Where the obligations require extra building works, as opposed to a financial contribution, the developer will not usually want to retain that facility once it is finished. They will usually want to transfer it to a public authority to run from then on (for example, if a road is built the developer may transfer it to the highways department of a county council).
If the developer acquires the land from its original owner and when the building is completed, transfers it on to a public body, the developer may be subject to an effective ‘double charge’.
This ‘double charge’ arises as although the public body will be liable for any LTT on the latter transaction, it will usually seek reimbursement from the developer, as part of the arrangements for the granting of planning permission.
By claiming the relief, the public body is relieved from the LTT charge on the actual land transaction in which it acquires the land, buildings or facility, so effectively relieving the developer from a ‘double charge’.
LTTA/7100 The conditions for relief
All 3 of the following conditions must be fulfilled in order for the transfer from the developer to the public body to be eligible for relief.
Enforceable against seller
The first condition is that the planning obligation must be enforceable (through the courts or by another mechanism) against the vendor.
This means that there must be a planning obligation in place against the vendor before the transaction is effected.

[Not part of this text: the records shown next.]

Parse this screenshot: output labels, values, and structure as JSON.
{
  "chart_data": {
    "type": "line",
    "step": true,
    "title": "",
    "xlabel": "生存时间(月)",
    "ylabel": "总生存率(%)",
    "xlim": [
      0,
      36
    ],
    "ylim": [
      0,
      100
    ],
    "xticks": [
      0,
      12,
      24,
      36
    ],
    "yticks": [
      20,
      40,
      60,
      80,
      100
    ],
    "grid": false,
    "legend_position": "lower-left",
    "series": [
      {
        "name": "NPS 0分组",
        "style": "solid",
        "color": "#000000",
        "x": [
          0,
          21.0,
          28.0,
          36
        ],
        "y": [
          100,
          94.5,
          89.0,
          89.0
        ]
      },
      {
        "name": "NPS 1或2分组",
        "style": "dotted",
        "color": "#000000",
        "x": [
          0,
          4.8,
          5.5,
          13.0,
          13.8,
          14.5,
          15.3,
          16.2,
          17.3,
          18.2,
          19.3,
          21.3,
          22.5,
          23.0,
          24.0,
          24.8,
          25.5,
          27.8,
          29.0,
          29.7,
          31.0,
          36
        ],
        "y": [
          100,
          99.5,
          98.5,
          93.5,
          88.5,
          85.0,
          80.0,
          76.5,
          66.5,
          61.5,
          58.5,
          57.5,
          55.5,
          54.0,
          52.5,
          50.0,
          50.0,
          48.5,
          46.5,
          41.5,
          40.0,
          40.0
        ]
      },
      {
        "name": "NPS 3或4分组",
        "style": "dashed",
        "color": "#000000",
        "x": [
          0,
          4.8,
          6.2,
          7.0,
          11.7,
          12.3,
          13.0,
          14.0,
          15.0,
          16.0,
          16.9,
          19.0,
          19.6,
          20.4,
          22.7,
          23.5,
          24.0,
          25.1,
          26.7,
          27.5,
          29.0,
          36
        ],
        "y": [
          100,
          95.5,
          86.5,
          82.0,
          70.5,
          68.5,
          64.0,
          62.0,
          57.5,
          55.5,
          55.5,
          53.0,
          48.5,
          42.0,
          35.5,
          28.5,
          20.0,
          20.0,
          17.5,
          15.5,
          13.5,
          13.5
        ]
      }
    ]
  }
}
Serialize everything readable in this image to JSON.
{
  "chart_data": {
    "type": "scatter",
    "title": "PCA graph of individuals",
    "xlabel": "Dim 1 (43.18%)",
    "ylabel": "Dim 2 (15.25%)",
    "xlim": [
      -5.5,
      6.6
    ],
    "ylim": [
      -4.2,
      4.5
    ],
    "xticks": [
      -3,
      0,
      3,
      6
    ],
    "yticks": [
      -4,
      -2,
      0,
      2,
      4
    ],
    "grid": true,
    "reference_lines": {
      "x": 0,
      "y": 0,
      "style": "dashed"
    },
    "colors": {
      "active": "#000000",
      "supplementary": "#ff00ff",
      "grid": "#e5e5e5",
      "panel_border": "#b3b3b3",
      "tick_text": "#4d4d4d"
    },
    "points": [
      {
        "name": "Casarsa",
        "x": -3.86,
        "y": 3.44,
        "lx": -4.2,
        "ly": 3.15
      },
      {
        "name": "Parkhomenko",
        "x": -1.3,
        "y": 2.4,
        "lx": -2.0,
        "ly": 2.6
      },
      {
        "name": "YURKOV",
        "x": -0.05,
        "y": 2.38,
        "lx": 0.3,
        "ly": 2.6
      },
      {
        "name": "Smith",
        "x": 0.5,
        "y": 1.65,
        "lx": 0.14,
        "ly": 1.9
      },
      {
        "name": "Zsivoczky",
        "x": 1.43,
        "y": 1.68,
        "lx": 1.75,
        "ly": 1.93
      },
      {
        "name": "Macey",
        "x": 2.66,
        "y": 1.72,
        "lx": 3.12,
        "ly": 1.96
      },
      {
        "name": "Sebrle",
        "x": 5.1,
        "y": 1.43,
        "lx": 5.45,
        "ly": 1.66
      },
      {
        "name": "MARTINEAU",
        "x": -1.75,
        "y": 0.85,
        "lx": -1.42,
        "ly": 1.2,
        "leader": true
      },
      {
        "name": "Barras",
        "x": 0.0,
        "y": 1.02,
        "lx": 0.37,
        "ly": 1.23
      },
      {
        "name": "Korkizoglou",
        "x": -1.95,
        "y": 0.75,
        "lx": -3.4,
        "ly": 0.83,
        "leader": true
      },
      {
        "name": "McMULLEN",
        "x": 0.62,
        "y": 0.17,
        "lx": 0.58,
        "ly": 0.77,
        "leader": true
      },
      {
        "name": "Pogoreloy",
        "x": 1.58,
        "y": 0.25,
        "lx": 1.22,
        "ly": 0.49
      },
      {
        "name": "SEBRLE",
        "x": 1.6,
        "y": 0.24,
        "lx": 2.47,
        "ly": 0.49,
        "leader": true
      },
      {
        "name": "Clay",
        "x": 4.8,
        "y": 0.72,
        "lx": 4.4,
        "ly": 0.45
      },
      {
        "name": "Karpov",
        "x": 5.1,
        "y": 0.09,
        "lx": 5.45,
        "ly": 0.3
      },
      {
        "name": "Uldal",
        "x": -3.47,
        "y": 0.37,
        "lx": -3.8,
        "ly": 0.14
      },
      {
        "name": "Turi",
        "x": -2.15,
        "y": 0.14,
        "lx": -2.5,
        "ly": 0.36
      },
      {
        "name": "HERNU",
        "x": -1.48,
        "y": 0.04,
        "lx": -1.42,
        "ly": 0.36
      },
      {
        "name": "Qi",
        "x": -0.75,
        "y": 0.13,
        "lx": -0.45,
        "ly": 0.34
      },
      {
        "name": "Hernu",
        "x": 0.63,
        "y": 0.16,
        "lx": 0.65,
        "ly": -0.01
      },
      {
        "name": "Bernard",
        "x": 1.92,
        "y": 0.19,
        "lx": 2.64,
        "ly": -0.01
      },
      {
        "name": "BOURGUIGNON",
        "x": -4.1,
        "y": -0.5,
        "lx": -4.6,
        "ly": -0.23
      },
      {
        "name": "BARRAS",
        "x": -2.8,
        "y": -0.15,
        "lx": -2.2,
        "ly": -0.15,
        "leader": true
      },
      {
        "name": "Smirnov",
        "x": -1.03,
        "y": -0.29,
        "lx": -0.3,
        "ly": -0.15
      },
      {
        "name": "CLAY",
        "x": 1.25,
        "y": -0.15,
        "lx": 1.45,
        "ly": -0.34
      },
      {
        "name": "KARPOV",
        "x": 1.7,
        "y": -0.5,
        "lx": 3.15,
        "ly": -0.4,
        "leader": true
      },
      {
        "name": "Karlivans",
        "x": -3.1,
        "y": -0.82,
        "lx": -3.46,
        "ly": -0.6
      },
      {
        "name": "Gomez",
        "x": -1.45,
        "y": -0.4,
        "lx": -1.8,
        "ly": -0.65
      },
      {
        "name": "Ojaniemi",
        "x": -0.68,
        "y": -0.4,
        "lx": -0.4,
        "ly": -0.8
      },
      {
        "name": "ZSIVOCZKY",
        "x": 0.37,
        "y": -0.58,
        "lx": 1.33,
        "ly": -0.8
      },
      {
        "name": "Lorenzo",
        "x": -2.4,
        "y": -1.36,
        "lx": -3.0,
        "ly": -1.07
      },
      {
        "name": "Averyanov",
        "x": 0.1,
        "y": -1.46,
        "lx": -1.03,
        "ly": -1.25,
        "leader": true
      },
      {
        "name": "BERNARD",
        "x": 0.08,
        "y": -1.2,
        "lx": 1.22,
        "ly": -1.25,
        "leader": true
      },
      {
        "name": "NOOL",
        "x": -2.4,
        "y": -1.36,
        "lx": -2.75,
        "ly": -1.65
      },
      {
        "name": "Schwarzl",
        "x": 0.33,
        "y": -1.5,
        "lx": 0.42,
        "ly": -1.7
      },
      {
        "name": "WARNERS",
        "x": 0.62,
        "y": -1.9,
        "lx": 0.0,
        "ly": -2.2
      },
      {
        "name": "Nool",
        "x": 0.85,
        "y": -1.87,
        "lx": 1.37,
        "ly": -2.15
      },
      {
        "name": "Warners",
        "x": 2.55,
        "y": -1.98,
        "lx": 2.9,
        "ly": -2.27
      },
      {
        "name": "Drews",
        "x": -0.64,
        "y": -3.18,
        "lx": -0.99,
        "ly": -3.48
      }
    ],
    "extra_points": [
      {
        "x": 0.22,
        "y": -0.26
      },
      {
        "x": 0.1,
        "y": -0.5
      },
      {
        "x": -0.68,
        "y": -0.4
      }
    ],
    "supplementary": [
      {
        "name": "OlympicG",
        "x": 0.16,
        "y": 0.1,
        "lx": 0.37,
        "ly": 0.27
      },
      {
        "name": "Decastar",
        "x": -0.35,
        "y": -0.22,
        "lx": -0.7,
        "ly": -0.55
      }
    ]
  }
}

Additionally that planning obligation must be capable of being enforced, whether through the courts or by other means. It does not matter that no action has been taken to enforce the planning order it must though have been made and therefore be capable of being enforced.
Therefore, transfers from the developer to the public body without this condition in the planning permission are not transfers in order to comply with an obligation, as there is nothing to with which to comply and relief cannot therefore be claimed.
Purchaser is a public body
The second condition is that the purchaser is a public body.
5 year time limit
The final condition is that the transaction takes place within 5 years of the date the planning obligation was entered into or modified. It is the latest of these dates from which the time period runs.
For example, if the planning obligation was entered into on 1 March 2020 and subsequently modified on 20 September 2022 and modified again on 25 June 2023 and then became the subject of a compulsory purchase order, the land transaction transferring to the property from the developer to the public body must take place by 24 June 2028 at the latest. This is the last date which is within the period of five years commencing with the date of the last modification (that is within 5 years from 25 June 2023).
Planning obligation and modification of a planning obligation
A planning obligation is defined as one within the meaning of Section 106 of the Town and Country Planning Act 1990 which is entered into in accordance with subsection 9 of that section.
A modification of planning obligation is defined as a modification mentioned in Section 106A(1) of the Town and Country Planning Act 1990.
The following is a list of the public bodies for the purposes of this relief:
- a county or county borough council constituted under section 21 of the Local Government Act 1972
- a Special Health Authority established under section 22 of the National Health Service (Wales) Act 2006
- a Local Health Board established under section 11 of the National Health Service (Wales) Act 2006
- a National Health Service Trust established under section 18 of the National Health Service (Wales) Act 2006
- A person specified as a public body for this relief by the Welsh Ministers in regulations.